What do you think is most exciting or enriching about the Marxe School Executive MPA program?
The students are remarkable. They compose a genuinely diverse group in every meaning of the word; they are entirely committed to the program and to help each other succeed; and they work incredibly hard on their classes even though they work full time and have family obligations. They prepare extremely well for class and participate without being? pressed. T?heir work lives inform their studies, as their studies inform their work lives. They are the most engaged students I have encountered in my professional life. When their energy is concentrated in the Executive MPA’s cohort model, the results are astounding. As they study together, work together, and even find the time to socialize, they become a cohesive group that is internally supportive and remains so, long after they leave the Marxe School. It is truly inspiring to observe the dynamics in the Executive MPA program.
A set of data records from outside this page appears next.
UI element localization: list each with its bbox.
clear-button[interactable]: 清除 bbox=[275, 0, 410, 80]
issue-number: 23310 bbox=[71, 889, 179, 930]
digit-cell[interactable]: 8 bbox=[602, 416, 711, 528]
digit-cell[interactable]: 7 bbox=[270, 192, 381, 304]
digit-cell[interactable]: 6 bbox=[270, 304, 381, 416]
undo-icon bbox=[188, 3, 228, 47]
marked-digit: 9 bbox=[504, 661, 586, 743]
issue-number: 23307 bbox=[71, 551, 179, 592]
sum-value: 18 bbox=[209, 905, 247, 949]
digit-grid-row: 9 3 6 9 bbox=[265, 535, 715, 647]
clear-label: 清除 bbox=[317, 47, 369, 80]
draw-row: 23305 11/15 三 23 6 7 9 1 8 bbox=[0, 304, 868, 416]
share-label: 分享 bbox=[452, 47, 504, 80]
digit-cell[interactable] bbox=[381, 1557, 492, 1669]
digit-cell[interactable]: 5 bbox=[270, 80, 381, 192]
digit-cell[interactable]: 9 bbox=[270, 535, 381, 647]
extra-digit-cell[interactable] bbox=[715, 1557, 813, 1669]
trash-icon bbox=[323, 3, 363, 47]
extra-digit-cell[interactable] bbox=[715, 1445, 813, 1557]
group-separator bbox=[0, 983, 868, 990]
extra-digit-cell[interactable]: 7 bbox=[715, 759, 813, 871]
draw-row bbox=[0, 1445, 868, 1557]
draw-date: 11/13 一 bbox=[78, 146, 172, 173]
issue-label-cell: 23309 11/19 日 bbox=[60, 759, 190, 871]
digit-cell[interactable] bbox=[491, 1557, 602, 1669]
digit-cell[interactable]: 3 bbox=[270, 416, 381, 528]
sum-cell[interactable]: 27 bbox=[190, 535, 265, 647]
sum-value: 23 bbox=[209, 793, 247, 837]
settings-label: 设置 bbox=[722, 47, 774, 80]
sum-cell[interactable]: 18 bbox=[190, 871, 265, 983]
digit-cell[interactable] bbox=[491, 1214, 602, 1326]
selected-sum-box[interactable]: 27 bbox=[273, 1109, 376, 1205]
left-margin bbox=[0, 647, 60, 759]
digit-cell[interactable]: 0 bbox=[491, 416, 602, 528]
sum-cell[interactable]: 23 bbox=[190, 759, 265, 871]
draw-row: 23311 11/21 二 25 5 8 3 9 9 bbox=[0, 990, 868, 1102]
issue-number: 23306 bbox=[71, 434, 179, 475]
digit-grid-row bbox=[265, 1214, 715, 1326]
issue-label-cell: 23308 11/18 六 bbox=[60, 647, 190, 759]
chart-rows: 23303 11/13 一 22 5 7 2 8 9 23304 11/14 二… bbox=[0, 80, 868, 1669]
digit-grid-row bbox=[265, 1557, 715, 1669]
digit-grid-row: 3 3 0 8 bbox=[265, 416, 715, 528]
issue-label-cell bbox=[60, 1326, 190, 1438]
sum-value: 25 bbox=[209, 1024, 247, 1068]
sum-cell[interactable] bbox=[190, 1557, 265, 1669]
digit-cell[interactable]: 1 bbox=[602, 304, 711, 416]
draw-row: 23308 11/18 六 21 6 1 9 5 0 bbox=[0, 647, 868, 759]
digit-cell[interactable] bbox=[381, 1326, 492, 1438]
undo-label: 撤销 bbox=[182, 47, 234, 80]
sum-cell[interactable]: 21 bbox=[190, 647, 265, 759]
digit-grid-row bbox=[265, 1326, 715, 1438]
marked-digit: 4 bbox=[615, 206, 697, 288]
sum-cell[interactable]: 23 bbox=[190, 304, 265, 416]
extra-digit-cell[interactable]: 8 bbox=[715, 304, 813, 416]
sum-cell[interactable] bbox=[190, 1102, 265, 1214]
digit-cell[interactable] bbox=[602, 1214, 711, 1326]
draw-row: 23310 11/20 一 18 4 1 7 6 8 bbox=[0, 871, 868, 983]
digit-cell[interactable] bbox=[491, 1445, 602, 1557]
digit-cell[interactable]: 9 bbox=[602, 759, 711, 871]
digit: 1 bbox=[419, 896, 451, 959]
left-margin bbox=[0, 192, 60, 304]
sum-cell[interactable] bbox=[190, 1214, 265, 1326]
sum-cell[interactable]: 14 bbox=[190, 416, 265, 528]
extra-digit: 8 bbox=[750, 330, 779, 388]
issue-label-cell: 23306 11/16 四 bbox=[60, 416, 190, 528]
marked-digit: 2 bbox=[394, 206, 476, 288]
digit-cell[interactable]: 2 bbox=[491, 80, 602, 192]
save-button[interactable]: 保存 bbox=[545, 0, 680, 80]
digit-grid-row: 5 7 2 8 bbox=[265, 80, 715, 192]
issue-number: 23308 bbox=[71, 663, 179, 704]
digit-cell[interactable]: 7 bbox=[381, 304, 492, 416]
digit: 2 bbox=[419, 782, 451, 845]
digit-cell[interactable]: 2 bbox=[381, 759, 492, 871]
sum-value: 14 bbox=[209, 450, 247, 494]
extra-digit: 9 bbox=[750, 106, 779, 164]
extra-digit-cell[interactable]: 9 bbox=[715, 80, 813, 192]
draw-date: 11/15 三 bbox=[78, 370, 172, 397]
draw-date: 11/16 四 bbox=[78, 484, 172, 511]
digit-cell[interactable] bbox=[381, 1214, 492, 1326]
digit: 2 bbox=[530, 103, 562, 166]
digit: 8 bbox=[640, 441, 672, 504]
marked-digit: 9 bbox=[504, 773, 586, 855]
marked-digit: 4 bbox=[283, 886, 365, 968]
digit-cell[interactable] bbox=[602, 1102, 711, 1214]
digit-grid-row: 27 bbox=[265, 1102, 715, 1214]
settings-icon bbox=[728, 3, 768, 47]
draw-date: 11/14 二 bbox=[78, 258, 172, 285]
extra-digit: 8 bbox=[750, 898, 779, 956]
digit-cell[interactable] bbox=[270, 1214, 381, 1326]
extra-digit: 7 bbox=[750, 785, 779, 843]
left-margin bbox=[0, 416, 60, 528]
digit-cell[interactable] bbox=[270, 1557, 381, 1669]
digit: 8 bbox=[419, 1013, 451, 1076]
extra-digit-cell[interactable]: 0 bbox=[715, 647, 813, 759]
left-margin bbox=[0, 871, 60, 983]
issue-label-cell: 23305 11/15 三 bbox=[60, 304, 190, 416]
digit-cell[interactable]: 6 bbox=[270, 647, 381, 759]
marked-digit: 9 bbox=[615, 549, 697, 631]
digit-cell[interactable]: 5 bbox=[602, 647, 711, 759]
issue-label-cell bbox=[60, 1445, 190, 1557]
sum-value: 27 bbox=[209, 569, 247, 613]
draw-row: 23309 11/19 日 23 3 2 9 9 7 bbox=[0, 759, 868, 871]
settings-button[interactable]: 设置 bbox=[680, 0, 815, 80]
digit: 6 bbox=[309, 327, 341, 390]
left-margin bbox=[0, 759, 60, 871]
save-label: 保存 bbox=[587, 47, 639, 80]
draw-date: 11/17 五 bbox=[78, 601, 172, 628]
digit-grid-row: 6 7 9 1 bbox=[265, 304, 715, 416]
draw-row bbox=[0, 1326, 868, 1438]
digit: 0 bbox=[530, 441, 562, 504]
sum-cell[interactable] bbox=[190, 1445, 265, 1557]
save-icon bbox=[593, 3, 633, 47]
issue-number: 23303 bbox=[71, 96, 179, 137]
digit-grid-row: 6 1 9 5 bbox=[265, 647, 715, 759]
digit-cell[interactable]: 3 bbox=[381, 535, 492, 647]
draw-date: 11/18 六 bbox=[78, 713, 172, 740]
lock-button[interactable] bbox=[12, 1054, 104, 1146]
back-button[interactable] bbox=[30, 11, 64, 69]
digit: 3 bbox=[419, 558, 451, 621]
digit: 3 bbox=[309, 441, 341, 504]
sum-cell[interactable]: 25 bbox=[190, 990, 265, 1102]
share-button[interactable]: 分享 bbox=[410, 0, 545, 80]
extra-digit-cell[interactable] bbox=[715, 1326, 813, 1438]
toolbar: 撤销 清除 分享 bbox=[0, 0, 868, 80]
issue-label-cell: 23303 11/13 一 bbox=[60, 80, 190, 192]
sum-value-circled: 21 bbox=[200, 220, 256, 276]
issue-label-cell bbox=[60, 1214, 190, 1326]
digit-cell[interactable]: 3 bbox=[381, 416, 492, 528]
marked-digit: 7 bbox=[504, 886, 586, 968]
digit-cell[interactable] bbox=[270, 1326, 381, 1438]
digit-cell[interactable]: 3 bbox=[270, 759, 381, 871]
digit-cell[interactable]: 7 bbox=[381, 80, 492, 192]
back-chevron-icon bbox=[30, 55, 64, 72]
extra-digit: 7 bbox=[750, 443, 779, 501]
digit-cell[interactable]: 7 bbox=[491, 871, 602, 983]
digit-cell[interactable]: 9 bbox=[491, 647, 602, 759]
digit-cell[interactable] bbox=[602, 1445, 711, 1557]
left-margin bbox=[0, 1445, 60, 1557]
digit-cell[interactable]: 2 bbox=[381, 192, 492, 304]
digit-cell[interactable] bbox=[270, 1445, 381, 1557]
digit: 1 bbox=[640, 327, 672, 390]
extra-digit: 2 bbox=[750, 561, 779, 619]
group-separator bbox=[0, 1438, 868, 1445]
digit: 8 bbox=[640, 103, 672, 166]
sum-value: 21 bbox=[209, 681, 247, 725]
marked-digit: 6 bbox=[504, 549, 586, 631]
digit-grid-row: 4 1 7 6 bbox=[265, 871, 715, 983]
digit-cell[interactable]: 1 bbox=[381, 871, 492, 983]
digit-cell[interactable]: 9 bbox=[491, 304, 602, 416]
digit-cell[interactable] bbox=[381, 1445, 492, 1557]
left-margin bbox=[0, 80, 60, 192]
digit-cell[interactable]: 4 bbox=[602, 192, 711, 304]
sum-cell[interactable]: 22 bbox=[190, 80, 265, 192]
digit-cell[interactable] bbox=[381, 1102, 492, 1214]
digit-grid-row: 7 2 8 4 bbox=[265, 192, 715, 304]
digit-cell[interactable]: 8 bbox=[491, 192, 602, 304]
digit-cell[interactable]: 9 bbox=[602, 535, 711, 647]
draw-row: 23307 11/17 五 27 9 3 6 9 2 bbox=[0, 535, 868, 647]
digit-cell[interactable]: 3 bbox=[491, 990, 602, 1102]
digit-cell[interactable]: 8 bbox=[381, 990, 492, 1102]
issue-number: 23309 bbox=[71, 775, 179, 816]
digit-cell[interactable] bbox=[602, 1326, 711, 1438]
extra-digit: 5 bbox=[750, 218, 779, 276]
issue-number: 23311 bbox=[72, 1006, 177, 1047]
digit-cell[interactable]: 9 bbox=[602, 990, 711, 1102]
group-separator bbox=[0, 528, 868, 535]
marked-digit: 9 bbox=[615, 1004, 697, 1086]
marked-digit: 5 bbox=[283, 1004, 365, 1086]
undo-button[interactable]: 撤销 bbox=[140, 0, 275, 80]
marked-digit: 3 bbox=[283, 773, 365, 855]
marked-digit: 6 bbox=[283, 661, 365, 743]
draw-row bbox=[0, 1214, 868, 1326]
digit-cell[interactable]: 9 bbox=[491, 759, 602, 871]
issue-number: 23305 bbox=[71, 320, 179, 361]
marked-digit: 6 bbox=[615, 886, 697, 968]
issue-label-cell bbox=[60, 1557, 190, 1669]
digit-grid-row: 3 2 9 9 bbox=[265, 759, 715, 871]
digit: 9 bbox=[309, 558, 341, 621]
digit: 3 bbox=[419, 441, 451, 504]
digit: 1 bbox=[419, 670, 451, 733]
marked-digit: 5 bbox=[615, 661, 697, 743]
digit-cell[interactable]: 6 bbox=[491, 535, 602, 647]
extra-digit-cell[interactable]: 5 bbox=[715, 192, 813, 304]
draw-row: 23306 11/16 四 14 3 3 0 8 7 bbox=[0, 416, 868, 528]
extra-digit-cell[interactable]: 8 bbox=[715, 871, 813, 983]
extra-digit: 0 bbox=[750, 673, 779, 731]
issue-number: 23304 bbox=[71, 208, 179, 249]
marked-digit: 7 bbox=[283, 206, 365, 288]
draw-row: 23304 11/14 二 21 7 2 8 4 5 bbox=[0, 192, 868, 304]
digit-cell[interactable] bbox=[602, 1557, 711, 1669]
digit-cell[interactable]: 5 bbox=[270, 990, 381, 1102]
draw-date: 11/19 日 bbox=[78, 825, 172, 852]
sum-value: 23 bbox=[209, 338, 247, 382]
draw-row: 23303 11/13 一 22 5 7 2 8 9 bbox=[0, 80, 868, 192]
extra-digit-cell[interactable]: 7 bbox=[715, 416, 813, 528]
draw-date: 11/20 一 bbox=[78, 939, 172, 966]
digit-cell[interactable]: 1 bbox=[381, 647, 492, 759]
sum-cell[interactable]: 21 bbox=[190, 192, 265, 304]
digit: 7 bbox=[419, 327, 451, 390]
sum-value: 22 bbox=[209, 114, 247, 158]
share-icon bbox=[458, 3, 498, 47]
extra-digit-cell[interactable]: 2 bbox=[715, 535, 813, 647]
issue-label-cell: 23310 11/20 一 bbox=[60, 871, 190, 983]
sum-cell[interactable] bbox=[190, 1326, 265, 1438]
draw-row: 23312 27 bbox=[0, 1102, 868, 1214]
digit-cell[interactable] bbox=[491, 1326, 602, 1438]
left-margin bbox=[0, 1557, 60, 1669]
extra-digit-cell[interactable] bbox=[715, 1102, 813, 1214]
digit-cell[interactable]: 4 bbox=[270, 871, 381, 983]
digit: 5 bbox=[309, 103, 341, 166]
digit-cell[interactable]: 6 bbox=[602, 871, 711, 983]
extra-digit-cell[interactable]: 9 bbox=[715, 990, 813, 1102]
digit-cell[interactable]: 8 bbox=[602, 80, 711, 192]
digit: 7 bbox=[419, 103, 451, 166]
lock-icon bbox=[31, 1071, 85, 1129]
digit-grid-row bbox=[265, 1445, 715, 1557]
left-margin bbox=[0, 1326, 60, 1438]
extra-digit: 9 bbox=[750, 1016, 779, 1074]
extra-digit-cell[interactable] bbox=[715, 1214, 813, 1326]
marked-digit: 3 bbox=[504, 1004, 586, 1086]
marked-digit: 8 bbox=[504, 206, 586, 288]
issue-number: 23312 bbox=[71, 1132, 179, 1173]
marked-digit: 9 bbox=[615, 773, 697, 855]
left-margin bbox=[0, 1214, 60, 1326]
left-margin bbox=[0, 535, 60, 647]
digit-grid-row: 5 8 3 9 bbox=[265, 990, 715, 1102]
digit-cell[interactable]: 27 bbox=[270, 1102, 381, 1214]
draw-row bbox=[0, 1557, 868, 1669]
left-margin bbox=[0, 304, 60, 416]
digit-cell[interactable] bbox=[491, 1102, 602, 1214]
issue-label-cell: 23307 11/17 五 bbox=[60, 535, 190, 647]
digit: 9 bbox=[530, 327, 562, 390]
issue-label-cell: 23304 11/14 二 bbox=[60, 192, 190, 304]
You have had so many consultancies and teaching positions at schools in New York City – not to mention varied departments and offices. What sets the Marxe School apart from other teaching institutions you’ve lent your expertise to?
As I mentioned earlier, the students stand out; in addition, the Marxe School’s commitment to the marriage between academic and practical experience is key to the success of the program. The Marxe School, more than any other school I am aware of, encourages the involvement of practitioners in the coursework for the Executive Master’s degree. Together with the cohort system, this creates a powerful environment and a powerful outcome for the students.

What are you teaching in the fall of 2017?
I will be teaching “Ethics and Public Decision-Making” to the Executive MPA class. I primarily use case studies, events that are current or that I have had direct experience with, or that guest speakers, whom I know and can call upon to co-teach a class, have had personal experience with. We discuss a range of topics, from the corruption of Tammany Hall (among other readings is the wonderful “Plunkitt of Tammany Hall”) to secrecy in government. The latter topic includes questions of weighing the government’s need to maintain certain kinds of secrets against the public’s “right to know.” We discuss, for example,Snowden, the atomic bomb, and the Cuban Missile crisis, and examine legal issues including public meetings and freedom of information laws and the justifications for and consequences of civil disobedience.

The other course I will teaching this fall is the Capstone for the MPA program. This is the students’ culminating exercise for the degree that requires in-depth research, study, analysis, and critical thinking to produce a document that addresses a pressing policy issue. Students choose for themselves what public policy challenge they want to take on. They rely on everything they have studied in the program in order to prepare this final project.

How do you leverage your experience at the crossroads of law and public policy to teach?
I believe that the sweet spot where evidence, experience, and practicality meet with policy goals that can actually be implemented is the most rewarding place to be as a public manager. That is the place I hope the students can focus on and aspire to with the help of having worked with both academics and practitioners in the course of their study. Both topics I will be teaching this fall fit squarely within this central interest of mine.

You appeared on Fox News in May to discuss the Trump Administration-Russia investigation and its then, newly-appointed Special Prosecutor. Can you guess how this investigation might unfold?
There are many ways in which the investigation might unfold, and prediction is hardly possible, given the number of players and the nature of the publicly available information.There are many apparent meetings and contacts that have caused concern, and the activities, discussions, and flow of money require extensive investigation.Given the stakes, I hope that those who are in charge of investigating these matters are thorough and scrupulously nonpartisan in their work.